According to Fordham’s media relations website, Singer, a tenured Princeton bioethics professor, spoke from 4 to 6 p.m. in a panel the university promised “will provoke Christians to think about other animals in new ways.”
Singer has long lamented the societal stigma against having sex with animals.
“Not so long ago,” Singer wrote in one essay, “any form of sexuality not leading to the conception of children was seen as, at best, wanton lust, or worse, a perversion. One by one, the taboos have fallen. But … not every taboo has crumbled.”
In the essay, titled “Heavy Petting,” Singer concluded that “sex across the species barrier,” while not normal, “ceases to be an offence [sic] to our status and dignity as human beings.”

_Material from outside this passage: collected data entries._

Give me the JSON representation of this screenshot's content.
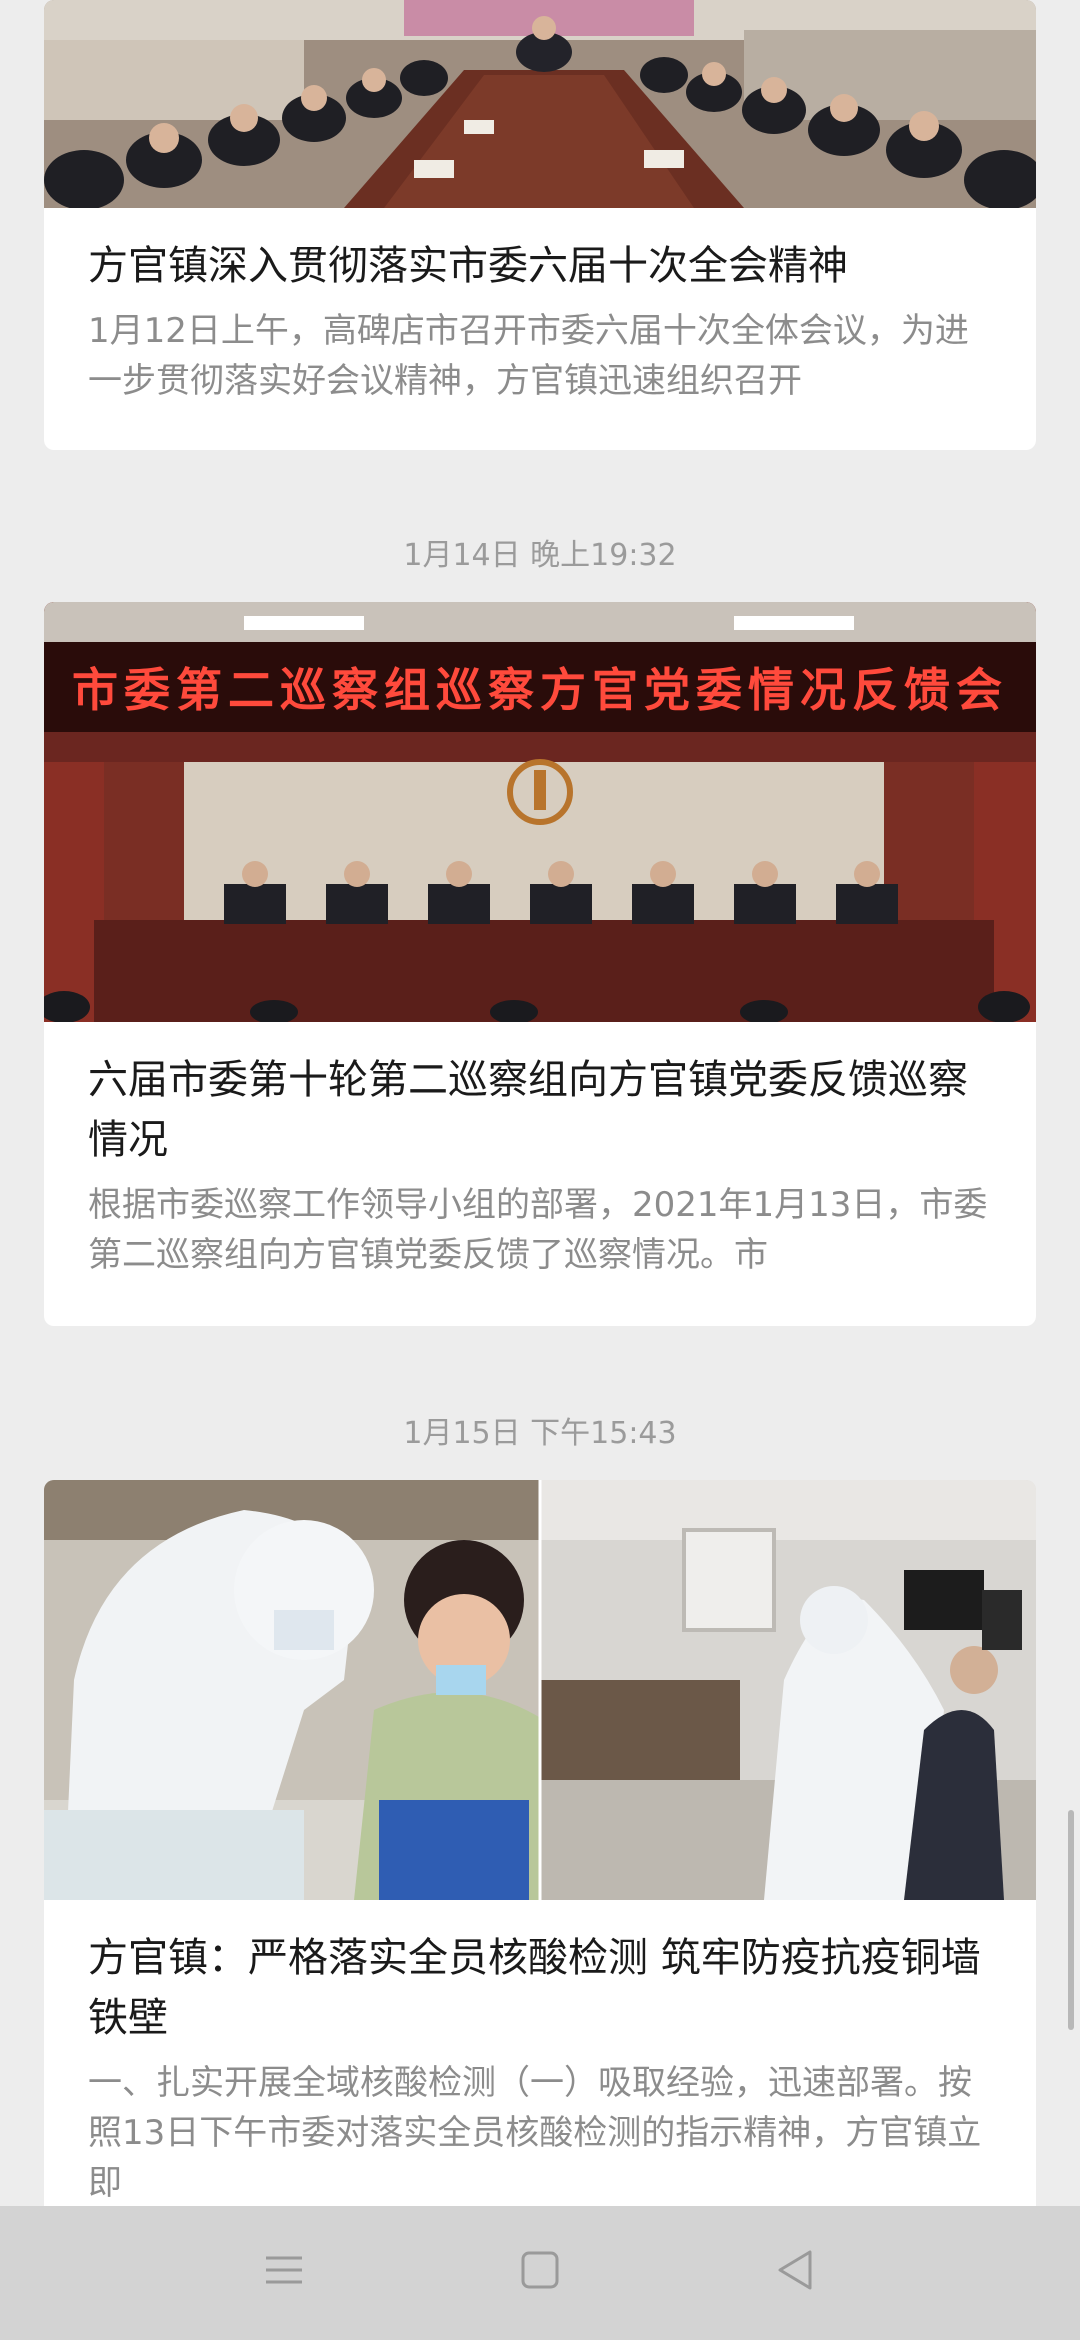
{
  "articles": [
    {
      "title": "方官镇深入贯彻落实市委六届十次全会精神",
      "summary": "1月12日上午，高碑店市召开市委六届十次全体会议，为进一步贯彻落实好会议精神，方官镇迅速组织召开"
    },
    {
      "timestamp": "1月14日 晚上19:32",
      "banner": "市委第二巡察组巡察方官党委情况反馈会",
      "title": "六届市委第十轮第二巡察组向方官镇党委反馈巡察情况",
      "summary": "根据市委巡察工作领导小组的部署，2021年1月13日，市委第二巡察组向方官镇党委反馈了巡察情况。市"
    },
    {
      "timestamp": "1月15日 下午15:43",
      "title": "方官镇：严格落实全员核酸检测 筑牢防疫抗疫铜墙铁壁",
      "summary": "一、扎实开展全域核酸检测（一）吸取经验，迅速部署。按照13日下午市委对落实全员核酸检测的指示精神，方官镇立即"
    }
  ],
  "nav": {
    "menu_icon": "menu-icon",
    "home_icon": "home-square-icon",
    "back_icon": "back-triangle-icon"
  }
}
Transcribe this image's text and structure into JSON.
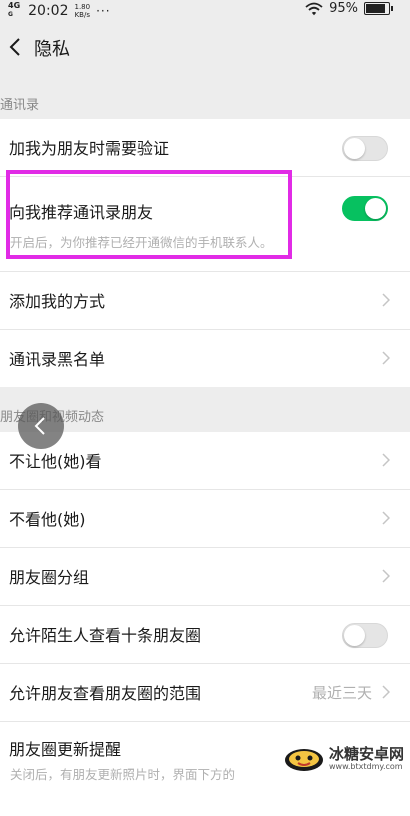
{
  "status_bar": {
    "network": "4G",
    "network2": "G",
    "time": "20:02",
    "speed_value": "1.80",
    "speed_unit": "KB/s",
    "dots": "···",
    "battery": "95%"
  },
  "nav": {
    "title": "隐私"
  },
  "sections": {
    "contacts_header": "通讯录",
    "moments_header": "朋友圈和视频动态"
  },
  "contacts": {
    "verify_label": "加我为朋友时需要验证",
    "verify_on": false,
    "recommend_label": "向我推荐通讯录朋友",
    "recommend_on": true,
    "recommend_desc": "开启后，为你推荐已经开通微信的手机联系人。",
    "add_methods_label": "添加我的方式",
    "blacklist_label": "通讯录黑名单"
  },
  "moments": {
    "hide_mine_label": "不让他(她)看",
    "hide_theirs_label": "不看他(她)",
    "groups_label": "朋友圈分组",
    "strangers_label": "允许陌生人查看十条朋友圈",
    "strangers_on": false,
    "range_label": "允许朋友查看朋友圈的范围",
    "range_value": "最近三天",
    "update_label": "朋友圈更新提醒",
    "update_desc": "关闭后，有朋友更新照片时，界面下方的"
  },
  "watermark": {
    "name": "冰糖安卓网",
    "url": "www.btxtdmy.com"
  },
  "colors": {
    "accent": "#07c160",
    "highlight": "#e12be6",
    "background": "#ededed"
  },
  "icons": {
    "back": "chevron-left-icon",
    "row_arrow": "chevron-right-icon",
    "wifi": "wifi-icon",
    "battery": "battery-icon"
  }
}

“Occasionally mutually satisfying activities may develop” when humans have sex with their pets, he claimed.
In addition to supporting bestiality and immediately granting equal legal rights to animals, Singer has also advocated euthanize the mentally ill and aborting disabled infants on utilitarian grounds.
In his 1993 essay “Taking Life,” Singer, in a section called “Justifying Infanticide and Non-Voluntary Euthanasia,” wrote that “killing a disabled infant is not morally equivalent to killing a person.”
“Very often it is not wrong at all,” he added, noting that newborns should not be considered people until approximately a month after their birth.